From a review standpoint, this doesn’t matter either, except that it would be easier on us as we don’t have to try and track down the state in which the package was submitted. In order to find out whether a package is violating policies, it has to reviewed either way.

7 Likes

#41

Fair enough and plenty good arguments all around.

Besides these recent transgressions related to Kite, the threat level isn’t even that severe. So, as long as there is an agreement and a way to act on violations, we should be good. Requirements can always be tightened if the need arises.

2 Likes

#42

Here is a very practical question from a ST3 and SidebarEnhancements user:

  1. Can I just disable to SidebarEnhancements to avoid further data collection?
  2. SidebarEnhancements is very useful and I reply on the functionality pretty much every day. Is there an easy way to keep using SidebarEnhancements without the data collection in the background? E.g. can I block it or would it be possible to republish SidebarEnhancements without the data collection if the license allows it?
0 Likes

#43

Yes, disabling the package should stop the code from executing at all.

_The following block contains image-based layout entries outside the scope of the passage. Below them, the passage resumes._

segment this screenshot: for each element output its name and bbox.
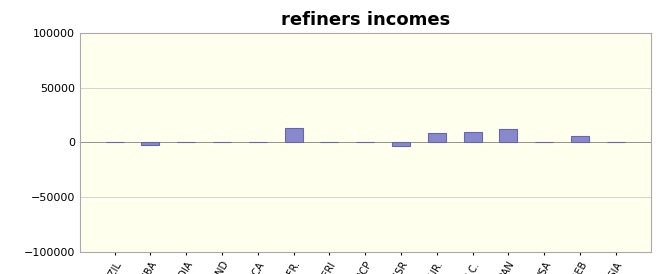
Title: refiners incomes: refiners incomes — [281, 10, 450, 28]
Bar — [285, 128, 303, 142]
Bar — [392, 142, 410, 146]
Bar — [428, 133, 446, 142]
Bar — [141, 142, 159, 145]
Bar — [463, 132, 481, 142]
Bar — [571, 136, 589, 142]
Bar — [499, 129, 517, 142]
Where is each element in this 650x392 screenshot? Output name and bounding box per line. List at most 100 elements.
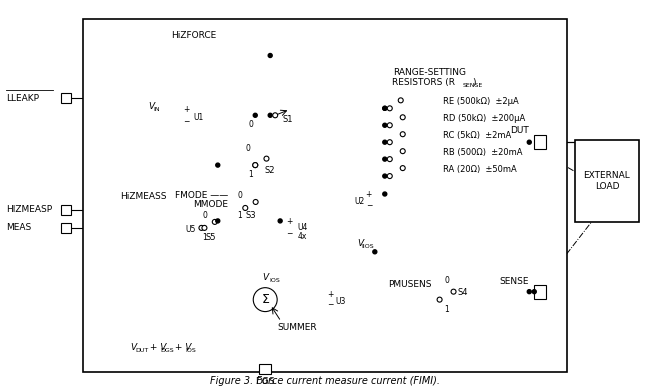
- Text: SENSE: SENSE: [500, 277, 529, 286]
- Text: U2: U2: [355, 198, 365, 207]
- Text: Figure 3. Force current measure current (FIMI).: Figure 3. Force current measure current …: [210, 376, 440, 387]
- Text: RE (500kΩ)  ±2μA: RE (500kΩ) ±2μA: [443, 97, 518, 106]
- Text: HiZFORCE: HiZFORCE: [171, 31, 216, 40]
- Circle shape: [253, 200, 258, 205]
- Text: LLEAKP: LLEAKP: [6, 94, 39, 103]
- Circle shape: [216, 219, 220, 223]
- Text: DUT: DUT: [136, 348, 149, 353]
- Circle shape: [532, 290, 536, 294]
- Circle shape: [253, 163, 258, 168]
- Circle shape: [400, 149, 405, 154]
- Circle shape: [400, 165, 405, 171]
- Text: V: V: [357, 240, 363, 248]
- Circle shape: [202, 225, 207, 230]
- Circle shape: [387, 140, 392, 145]
- Text: S1: S1: [283, 115, 293, 124]
- Text: Σ: Σ: [261, 293, 269, 306]
- Circle shape: [387, 157, 392, 162]
- Bar: [61, 223, 71, 233]
- Bar: [61, 93, 71, 103]
- Text: U3: U3: [336, 297, 346, 306]
- Text: + V: + V: [147, 343, 166, 352]
- Text: U4: U4: [297, 223, 307, 232]
- Bar: [575, 140, 639, 222]
- Text: 0: 0: [237, 191, 242, 200]
- Bar: [534, 135, 546, 149]
- Text: MMODE: MMODE: [193, 200, 228, 209]
- Circle shape: [400, 132, 405, 137]
- Text: IIOS: IIOS: [362, 244, 374, 249]
- Text: −: −: [183, 117, 190, 126]
- Text: EXTERNAL
LOAD: EXTERNAL LOAD: [584, 171, 630, 191]
- Circle shape: [213, 220, 217, 224]
- Text: ): ): [473, 78, 476, 87]
- Text: V: V: [149, 102, 155, 111]
- Text: 0: 0: [445, 276, 449, 285]
- Text: SENSE: SENSE: [463, 83, 483, 88]
- Text: DGS: DGS: [161, 348, 174, 353]
- Text: 1: 1: [248, 170, 253, 179]
- Circle shape: [278, 219, 282, 223]
- Circle shape: [216, 163, 220, 167]
- Circle shape: [253, 163, 258, 168]
- Circle shape: [273, 113, 278, 118]
- Text: RD (50kΩ)  ±200μA: RD (50kΩ) ±200μA: [443, 114, 525, 123]
- Text: MEAS: MEAS: [6, 223, 31, 232]
- Circle shape: [264, 156, 269, 161]
- Circle shape: [383, 106, 387, 110]
- Text: RANGE-SETTING: RANGE-SETTING: [393, 68, 466, 77]
- Circle shape: [387, 174, 392, 179]
- Circle shape: [437, 297, 442, 302]
- Text: 0: 0: [246, 144, 251, 152]
- Text: U5: U5: [185, 225, 196, 234]
- Text: −: −: [366, 201, 372, 211]
- Circle shape: [398, 98, 403, 103]
- Text: U1: U1: [193, 113, 203, 122]
- Text: V: V: [262, 273, 268, 282]
- Text: +: +: [366, 189, 372, 198]
- Bar: [83, 19, 567, 372]
- Text: +: +: [327, 290, 333, 299]
- Text: +: +: [183, 105, 190, 114]
- Text: S5: S5: [205, 233, 216, 242]
- Circle shape: [383, 106, 387, 110]
- Circle shape: [254, 113, 257, 117]
- Circle shape: [383, 192, 387, 196]
- Bar: [61, 205, 71, 215]
- Text: S3: S3: [246, 211, 257, 220]
- Circle shape: [400, 115, 405, 120]
- Text: −: −: [286, 229, 292, 238]
- Text: 4x: 4x: [298, 232, 307, 241]
- Text: HIZMEASP: HIZMEASP: [6, 205, 52, 214]
- Circle shape: [527, 290, 531, 294]
- Circle shape: [383, 123, 387, 127]
- Bar: [534, 285, 546, 299]
- Text: S4: S4: [458, 288, 468, 297]
- Text: 1: 1: [202, 233, 207, 242]
- Text: 1: 1: [445, 305, 449, 314]
- Circle shape: [268, 113, 272, 117]
- Circle shape: [243, 205, 248, 211]
- Text: + V: + V: [172, 343, 191, 352]
- Text: IN: IN: [153, 107, 161, 112]
- Text: RESISTORS (R: RESISTORS (R: [392, 78, 455, 87]
- Circle shape: [199, 225, 204, 230]
- Text: 1: 1: [237, 211, 242, 220]
- Circle shape: [383, 174, 387, 178]
- Text: S2: S2: [265, 166, 276, 175]
- Text: SUMMER: SUMMER: [277, 323, 317, 332]
- Text: RA (20Ω)  ±50mA: RA (20Ω) ±50mA: [443, 165, 516, 174]
- Circle shape: [268, 53, 272, 58]
- Circle shape: [383, 140, 387, 144]
- Circle shape: [451, 289, 456, 294]
- Text: 0: 0: [248, 120, 253, 129]
- Text: IOS: IOS: [185, 348, 196, 353]
- Text: IOS: IOS: [269, 278, 280, 283]
- Circle shape: [387, 123, 392, 128]
- Text: PMUSENS: PMUSENS: [388, 280, 432, 289]
- Text: DUT: DUT: [510, 126, 529, 135]
- Bar: [259, 365, 271, 374]
- Text: DGS: DGS: [255, 377, 275, 386]
- Circle shape: [527, 140, 531, 144]
- Circle shape: [383, 157, 387, 161]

SidebarEnhancements is very useful and I reply on the functionality pretty much every day. Is there an easy way to keep using SidebarEnhancements without the data collection in the background? E.g. can I block it or would it be possible to republish SidebarEnhancements without the data collection if the license allows it?

There are options:

0 Likes

#44

I’ve just re-added SideBarEnhancements to the default channel since Tito removed the stats code and cut a new release. The package should be back in the channel shortly once the crawler picks it up, after that everyone should be updated to the new version the next time their install checks for updates.

2 Likes